Questions that are more secure have worse recall than unsafe questions: their answers are simply harder to remember. For the English-speaking population, the question “Father’s middle name?” had a success rate of 76% overall; the potentially safer question—because it would be harder to guess correctly— “First phone number?” had a 55% recall. And the potentially safest questions of all have abysmal recall: “Library card number?” has a 22% recall and “Frequent flyer number?” has only a 9% recall.

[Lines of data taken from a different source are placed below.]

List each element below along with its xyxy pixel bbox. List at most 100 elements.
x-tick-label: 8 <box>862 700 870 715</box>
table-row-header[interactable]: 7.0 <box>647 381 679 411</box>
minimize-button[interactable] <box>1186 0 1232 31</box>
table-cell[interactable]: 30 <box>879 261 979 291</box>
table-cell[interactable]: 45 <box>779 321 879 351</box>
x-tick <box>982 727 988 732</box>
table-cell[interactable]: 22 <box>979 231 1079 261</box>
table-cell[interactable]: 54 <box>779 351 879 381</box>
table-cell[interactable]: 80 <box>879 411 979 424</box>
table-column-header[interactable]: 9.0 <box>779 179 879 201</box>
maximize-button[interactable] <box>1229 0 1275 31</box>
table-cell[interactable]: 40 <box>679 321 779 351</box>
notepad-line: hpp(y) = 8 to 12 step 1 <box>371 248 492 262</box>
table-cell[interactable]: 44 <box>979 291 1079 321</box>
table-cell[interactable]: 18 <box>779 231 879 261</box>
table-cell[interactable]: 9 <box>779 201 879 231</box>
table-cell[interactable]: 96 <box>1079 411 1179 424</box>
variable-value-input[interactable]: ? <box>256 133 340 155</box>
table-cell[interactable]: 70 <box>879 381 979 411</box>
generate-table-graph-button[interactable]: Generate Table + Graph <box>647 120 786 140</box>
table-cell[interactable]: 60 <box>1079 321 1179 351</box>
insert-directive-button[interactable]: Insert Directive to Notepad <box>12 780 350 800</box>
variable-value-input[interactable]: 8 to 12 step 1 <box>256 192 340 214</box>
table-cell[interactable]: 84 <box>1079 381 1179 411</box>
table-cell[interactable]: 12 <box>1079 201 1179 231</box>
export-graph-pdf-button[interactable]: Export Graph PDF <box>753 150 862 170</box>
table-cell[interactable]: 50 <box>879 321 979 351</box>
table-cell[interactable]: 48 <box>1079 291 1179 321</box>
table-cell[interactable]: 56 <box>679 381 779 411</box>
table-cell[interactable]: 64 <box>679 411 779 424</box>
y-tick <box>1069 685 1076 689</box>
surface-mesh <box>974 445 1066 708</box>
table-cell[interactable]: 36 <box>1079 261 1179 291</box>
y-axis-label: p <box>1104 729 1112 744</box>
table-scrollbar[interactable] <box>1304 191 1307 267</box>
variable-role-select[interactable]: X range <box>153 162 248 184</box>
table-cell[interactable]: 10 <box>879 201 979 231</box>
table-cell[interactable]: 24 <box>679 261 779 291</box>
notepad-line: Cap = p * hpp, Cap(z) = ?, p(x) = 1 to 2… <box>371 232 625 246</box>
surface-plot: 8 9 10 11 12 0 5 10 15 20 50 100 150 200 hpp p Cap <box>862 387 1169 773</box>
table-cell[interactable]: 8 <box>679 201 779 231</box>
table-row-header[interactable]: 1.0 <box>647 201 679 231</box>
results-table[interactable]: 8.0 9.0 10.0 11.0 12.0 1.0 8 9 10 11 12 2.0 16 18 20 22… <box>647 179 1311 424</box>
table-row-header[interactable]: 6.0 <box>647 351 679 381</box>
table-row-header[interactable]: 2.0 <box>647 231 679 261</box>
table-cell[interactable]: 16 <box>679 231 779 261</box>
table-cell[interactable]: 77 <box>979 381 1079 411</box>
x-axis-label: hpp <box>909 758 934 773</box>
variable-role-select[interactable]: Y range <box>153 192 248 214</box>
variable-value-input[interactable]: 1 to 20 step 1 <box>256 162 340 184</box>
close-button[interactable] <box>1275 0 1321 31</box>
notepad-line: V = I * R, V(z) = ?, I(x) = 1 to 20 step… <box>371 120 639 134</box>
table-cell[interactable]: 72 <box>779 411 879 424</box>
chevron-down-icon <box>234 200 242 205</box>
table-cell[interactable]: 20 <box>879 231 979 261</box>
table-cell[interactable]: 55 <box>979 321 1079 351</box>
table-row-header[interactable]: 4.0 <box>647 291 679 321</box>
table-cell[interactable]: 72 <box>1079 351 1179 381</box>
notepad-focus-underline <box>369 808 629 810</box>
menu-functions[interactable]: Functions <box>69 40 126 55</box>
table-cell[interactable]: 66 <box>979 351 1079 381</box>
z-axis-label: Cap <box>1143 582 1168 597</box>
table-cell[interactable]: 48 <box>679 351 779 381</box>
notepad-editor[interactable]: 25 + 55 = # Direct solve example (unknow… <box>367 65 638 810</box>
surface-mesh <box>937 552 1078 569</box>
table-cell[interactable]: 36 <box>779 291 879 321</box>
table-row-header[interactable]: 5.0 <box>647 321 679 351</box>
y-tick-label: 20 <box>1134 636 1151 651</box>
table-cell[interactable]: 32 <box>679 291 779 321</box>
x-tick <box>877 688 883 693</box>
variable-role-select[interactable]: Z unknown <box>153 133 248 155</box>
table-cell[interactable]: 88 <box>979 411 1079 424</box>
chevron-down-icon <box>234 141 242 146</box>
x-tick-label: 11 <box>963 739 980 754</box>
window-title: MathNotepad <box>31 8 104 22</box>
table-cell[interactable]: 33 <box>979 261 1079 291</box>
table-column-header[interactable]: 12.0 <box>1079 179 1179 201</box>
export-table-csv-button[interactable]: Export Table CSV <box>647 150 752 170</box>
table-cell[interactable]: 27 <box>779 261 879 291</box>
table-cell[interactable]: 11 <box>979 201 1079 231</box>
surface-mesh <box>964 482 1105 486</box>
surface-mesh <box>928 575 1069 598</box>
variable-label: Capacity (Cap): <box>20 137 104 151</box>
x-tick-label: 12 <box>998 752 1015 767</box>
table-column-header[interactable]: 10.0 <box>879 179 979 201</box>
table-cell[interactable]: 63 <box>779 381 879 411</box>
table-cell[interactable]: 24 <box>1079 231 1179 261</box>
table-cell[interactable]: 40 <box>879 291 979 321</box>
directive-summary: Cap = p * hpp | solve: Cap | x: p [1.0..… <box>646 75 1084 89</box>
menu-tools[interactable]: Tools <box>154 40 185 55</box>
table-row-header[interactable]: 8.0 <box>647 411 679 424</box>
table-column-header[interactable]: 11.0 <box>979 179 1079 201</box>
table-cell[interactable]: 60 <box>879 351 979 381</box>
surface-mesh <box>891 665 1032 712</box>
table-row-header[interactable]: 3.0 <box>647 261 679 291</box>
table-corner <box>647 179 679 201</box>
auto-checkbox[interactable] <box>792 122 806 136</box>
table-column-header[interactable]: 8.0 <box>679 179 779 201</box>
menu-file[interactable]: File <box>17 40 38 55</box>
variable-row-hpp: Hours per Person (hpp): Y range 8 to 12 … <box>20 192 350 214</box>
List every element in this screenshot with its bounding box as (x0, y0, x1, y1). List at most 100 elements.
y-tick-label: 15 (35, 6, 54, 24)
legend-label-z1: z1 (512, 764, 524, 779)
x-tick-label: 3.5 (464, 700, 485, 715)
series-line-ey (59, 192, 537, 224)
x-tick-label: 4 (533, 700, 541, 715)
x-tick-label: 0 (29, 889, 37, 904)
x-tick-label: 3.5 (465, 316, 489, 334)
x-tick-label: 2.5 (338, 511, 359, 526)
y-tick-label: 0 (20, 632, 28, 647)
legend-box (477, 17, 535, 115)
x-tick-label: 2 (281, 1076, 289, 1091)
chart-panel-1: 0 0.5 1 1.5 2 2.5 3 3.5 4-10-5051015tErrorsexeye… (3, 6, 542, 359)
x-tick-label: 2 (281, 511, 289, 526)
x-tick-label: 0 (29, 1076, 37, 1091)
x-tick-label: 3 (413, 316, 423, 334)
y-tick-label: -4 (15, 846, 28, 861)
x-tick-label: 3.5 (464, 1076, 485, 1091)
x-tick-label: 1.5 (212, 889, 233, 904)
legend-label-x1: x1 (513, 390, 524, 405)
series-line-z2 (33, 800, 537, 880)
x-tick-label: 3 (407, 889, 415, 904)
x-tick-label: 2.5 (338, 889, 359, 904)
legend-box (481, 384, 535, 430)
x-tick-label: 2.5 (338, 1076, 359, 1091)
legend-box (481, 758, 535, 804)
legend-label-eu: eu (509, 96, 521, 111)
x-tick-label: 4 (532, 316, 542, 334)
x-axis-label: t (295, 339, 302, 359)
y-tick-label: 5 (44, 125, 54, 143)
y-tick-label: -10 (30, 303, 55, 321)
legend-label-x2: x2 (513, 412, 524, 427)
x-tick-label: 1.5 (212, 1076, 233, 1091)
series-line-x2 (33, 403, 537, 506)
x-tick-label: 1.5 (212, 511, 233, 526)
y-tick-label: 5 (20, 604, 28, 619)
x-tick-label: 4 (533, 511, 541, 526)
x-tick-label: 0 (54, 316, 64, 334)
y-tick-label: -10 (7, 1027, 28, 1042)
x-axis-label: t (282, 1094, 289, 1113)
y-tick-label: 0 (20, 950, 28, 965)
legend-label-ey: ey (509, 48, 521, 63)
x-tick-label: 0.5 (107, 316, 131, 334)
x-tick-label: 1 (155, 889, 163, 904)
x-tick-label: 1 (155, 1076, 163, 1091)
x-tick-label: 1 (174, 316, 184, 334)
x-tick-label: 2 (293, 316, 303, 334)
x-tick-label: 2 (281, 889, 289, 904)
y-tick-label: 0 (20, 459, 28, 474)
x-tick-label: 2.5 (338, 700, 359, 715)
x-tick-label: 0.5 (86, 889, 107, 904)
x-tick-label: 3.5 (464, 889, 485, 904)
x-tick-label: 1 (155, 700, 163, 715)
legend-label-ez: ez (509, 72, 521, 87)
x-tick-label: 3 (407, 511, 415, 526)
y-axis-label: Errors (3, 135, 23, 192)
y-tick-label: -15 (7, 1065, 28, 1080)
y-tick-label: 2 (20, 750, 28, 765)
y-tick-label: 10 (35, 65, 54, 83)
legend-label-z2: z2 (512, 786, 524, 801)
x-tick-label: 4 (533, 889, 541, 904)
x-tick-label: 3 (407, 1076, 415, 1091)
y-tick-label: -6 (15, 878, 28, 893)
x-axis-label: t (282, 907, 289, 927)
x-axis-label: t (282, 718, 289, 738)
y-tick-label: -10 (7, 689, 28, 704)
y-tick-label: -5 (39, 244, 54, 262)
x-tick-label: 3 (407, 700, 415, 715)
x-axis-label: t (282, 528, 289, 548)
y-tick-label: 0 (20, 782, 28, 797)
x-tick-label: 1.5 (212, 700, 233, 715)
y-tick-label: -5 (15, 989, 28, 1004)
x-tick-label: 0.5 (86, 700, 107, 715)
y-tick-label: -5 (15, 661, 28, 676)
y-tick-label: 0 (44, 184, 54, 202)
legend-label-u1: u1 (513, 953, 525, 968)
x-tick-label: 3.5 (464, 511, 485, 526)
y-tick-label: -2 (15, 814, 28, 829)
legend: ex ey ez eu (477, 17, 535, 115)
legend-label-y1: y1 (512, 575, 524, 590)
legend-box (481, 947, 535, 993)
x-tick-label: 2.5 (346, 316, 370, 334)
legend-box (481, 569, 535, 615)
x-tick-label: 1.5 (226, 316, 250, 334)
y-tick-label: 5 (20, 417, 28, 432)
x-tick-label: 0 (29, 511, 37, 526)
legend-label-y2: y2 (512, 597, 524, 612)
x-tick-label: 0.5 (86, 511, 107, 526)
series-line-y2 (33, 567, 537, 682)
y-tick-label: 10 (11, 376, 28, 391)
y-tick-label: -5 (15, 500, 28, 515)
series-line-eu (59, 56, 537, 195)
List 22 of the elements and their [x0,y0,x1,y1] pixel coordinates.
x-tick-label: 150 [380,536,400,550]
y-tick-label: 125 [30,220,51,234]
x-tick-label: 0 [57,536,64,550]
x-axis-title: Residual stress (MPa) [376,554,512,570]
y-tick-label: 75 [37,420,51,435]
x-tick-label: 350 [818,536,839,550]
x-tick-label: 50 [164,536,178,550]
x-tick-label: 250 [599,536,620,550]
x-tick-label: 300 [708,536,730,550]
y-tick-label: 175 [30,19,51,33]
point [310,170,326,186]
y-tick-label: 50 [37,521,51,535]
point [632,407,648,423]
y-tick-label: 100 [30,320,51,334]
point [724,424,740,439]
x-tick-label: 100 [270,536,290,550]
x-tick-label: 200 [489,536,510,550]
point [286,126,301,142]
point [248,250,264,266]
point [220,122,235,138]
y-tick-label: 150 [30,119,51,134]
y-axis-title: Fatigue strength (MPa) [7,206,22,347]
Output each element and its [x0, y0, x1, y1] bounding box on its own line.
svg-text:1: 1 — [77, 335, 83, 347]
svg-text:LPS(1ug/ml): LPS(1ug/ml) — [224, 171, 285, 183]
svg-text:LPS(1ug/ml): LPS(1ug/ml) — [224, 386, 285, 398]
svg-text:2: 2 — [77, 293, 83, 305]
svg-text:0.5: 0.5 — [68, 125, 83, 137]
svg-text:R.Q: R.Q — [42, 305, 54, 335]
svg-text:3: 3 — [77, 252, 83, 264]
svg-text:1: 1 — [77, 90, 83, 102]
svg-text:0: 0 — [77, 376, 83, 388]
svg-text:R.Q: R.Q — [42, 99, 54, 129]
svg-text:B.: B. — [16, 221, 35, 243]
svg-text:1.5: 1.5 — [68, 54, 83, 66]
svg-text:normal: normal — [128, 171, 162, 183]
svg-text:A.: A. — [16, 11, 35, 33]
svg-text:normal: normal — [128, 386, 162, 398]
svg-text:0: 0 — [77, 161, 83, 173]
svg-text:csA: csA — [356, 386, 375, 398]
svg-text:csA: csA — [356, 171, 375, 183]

The harder to remember, the worse the recall for a security question to get the password prompt from a website login. So choose “father’s middle name”—not “frequent flyer number.”

Among the findings:

  • The ability to remember an answer decreases significantly over time. The success rate for “Favorite food?” was 74% after a month, but dipped to 53% after three months. A year later, it was barely 47%.
  • Questions that are supposedly more secure because of the expectation that each user has a different answer can fail because people sometimes deliberately provide untruthful answers. They give untruthful answers to secret questions either to make the answer harder to guess (37% of the 1,500 respondents) or easier to remember (15%). Ironically, it does neither.
  • Nearly all questions are potentially vulnerable to trawling attacks, where an attacker makes a few guesses of common answers for a large number of accounts in hopes of compromising a significant number of random accounts.